Выбрать главу

Гремучая декоративная бенедиктовщина, полученная из рук Белинского, докатывается до них как последний отзвук отлетевшей бури. Молодые проходят через Бенедиктова как через искус; пробуют и отбрасывают: взамен стонов и воплей ищут определенность. Ищут графичность, ясность, единство.

Граничная объективность «изваянного» антологического жанра. Ясность и задушевность простой песни. Жесткая дельность зарисовки: единство слова и дела. В зависимости от того, какая струна ведет в аккорде, из плотной группы молодых то одного, то другого общественное мнение выдвигает на первый план. Одно время впереди Фета ставит скульптурно-мраморного, чеканно-медного Аполлона Майкова. Потом – задушевного, милого, естественного по интонации Якова Полонского. Много лет Фет идёт им в затылок как «типичный представитель чистого искусства». Лишь в конце века всё встает на свои места.

Более сложное и долгое взаимоборство суждено Фету с другим его сверстником, главным поэтом наступавшей эпохи Некрасовым. Это соотношение решается уже за пределами девятнадцатого столетия, когда время постепенно высвечивает в Фете поэта, соизмеримого с гигантской фигурой певца «мести и печали». Но для этого Фет должен еще перерасти в сознании потомков рамки «чистого искусства»: недаром же в работах стиховедов нашего времени пленительная простота, музыкальная ясность и пластическая точность Фета осознаются такими же откликами «натуральной школы» и таким же предвестьем эпического русского романа, как пересоздавшая русский стих тяжелая некрасовская дума.
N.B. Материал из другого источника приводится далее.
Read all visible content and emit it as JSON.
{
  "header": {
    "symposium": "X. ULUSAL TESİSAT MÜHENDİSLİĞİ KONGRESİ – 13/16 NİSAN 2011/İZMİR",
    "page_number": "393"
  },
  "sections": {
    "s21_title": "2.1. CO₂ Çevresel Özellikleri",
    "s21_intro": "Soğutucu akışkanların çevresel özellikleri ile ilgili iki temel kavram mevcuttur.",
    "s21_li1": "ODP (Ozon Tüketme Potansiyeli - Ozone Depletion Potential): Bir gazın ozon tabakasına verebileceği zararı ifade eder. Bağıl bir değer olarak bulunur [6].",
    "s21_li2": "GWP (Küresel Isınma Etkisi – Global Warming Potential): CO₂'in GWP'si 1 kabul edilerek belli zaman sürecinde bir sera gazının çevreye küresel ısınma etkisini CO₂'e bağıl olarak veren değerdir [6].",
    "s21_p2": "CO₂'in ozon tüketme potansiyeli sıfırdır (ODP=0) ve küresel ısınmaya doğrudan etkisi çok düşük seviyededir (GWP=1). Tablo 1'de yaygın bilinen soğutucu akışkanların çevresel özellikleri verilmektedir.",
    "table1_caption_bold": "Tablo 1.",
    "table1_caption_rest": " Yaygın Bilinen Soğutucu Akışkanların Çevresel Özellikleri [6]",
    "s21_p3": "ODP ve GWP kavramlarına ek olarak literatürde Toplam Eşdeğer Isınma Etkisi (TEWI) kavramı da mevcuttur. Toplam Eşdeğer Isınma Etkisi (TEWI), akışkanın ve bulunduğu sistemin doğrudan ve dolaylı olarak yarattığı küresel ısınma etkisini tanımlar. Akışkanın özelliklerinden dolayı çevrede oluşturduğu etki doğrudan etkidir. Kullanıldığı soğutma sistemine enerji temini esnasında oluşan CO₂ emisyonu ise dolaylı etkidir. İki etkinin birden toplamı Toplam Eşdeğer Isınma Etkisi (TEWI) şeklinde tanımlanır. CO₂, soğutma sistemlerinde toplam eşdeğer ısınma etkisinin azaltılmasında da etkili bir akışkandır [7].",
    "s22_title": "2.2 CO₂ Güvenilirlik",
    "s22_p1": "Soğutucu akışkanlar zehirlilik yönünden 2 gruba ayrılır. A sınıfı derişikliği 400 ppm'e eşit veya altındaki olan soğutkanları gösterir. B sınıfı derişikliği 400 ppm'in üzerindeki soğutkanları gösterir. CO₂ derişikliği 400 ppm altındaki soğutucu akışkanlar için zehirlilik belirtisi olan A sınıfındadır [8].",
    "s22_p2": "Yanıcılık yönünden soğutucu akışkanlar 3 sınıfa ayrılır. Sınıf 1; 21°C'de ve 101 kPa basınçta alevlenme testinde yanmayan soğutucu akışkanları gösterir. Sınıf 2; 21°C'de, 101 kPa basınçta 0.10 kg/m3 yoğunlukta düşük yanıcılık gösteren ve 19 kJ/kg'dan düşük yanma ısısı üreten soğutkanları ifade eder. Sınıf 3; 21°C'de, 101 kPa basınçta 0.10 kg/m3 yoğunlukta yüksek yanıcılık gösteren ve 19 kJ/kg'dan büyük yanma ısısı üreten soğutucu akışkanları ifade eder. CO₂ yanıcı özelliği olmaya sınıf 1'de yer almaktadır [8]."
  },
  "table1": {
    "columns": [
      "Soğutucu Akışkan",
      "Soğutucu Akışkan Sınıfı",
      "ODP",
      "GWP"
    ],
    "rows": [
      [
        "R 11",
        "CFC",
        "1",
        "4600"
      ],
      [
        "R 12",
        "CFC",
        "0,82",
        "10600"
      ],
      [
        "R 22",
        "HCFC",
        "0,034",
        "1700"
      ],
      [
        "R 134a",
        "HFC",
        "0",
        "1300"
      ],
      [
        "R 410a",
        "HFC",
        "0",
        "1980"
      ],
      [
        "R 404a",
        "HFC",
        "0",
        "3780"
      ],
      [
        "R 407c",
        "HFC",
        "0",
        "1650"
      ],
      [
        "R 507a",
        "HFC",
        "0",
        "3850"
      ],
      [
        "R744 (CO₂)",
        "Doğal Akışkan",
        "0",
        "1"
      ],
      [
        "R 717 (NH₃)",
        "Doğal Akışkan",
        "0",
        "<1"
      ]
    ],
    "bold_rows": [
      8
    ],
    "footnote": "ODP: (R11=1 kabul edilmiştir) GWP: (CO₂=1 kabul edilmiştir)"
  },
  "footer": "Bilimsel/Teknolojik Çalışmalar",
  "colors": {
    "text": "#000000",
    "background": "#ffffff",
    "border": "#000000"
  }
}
Но вряд ли это можно угадать, скажем, в начале шестидесятых годов девятнадцатого века, когда логика борьбы разводит Фета и Некрасова на полюса русского сознания. И тем более – в начале сороковых, когда оба они дебютируют первыми сборниками, причем дебютируют похоже, в эпигонски-романтическом духе, и оба – безымянно: один – «Мечтами и звуками», подписанными: «H. H.», другой – «Лирическим Пантеоном», подписанным «А. Ф.».

Оба разгромлены критикой.

С первых шагов Фету ясно, что в литературе его путь не будет легким. И, однако, уже теперь что-то дает ему силы держаться независимо. Что-то за пределами литературы. Пока в журнальном кругу стихи Фета придирчиво читают критики (и это еще только начало!), за пределами этого круга безвестная и бессловесная Россия… не то что читает стихи Фета – она их… поет. Столетие спустя историки словесности осознают этот факт научно; они оценят и мелодическую смелость Фета, сведшего поэзию в «низины» романса, как оценят и мелодическую смелость Некрасова, сведшего ее в «низкую» прозаичность. На практике же всё происходит спонтанно: Варламов кладет стихи Фета на музыку, и «вся Россия» его поет. Да только ли Россия! Плохонький немецкий оркестрик на пароходе, шлепающем до Свинемюнде, пилит «На заре ты ее не буди», стараясь угодить пассажирам из России и не подозревая, что среди пассажиров плывёт двадцатитрехлетний студент, написавший эти строки.

В поздних воспоминаниях старик Фет излагает этот случай со свойственной ему глухой сдержанностью. Но, внимательно читая его стихи той поры, можно узнать, что делалось у него на душе летом 1844 года, когда он плыл на германском пароходике. Как заблистали во мраке его ожившие глаза! Конечно, он не проронил при этом ни слова.

На десятилетия вперед определяется жесткий стиль поведения Фета, соответствующий его независимой линии в поэзии.

Десять лет после окончания университета Фет проводит и армии: хочет выслугой вернуть потерянное дворянство. Он выслуживает чин за чином, а цель каждый раз ускользает: правительство, боясь «оподления» дворянского сословия, поднимает ценз. Десять лет Фет тянет лямку и, наконец, в 1856 году сдаётся. Вернее, решает зайти к цели с другого края. Десять лет армии остаются странным коррективом к его трепетной голубой лирике. Ни «армейским» поэтом, ни бардом воинской славы он себя не ощущает. Стена по-прежнему отделяет его стихи от реальной жизни. В жизни он ведёт себя как надо: подтянутый кавалерист, щеголеватый офицер, расторопный штабист, поэзия здесь ни при чем.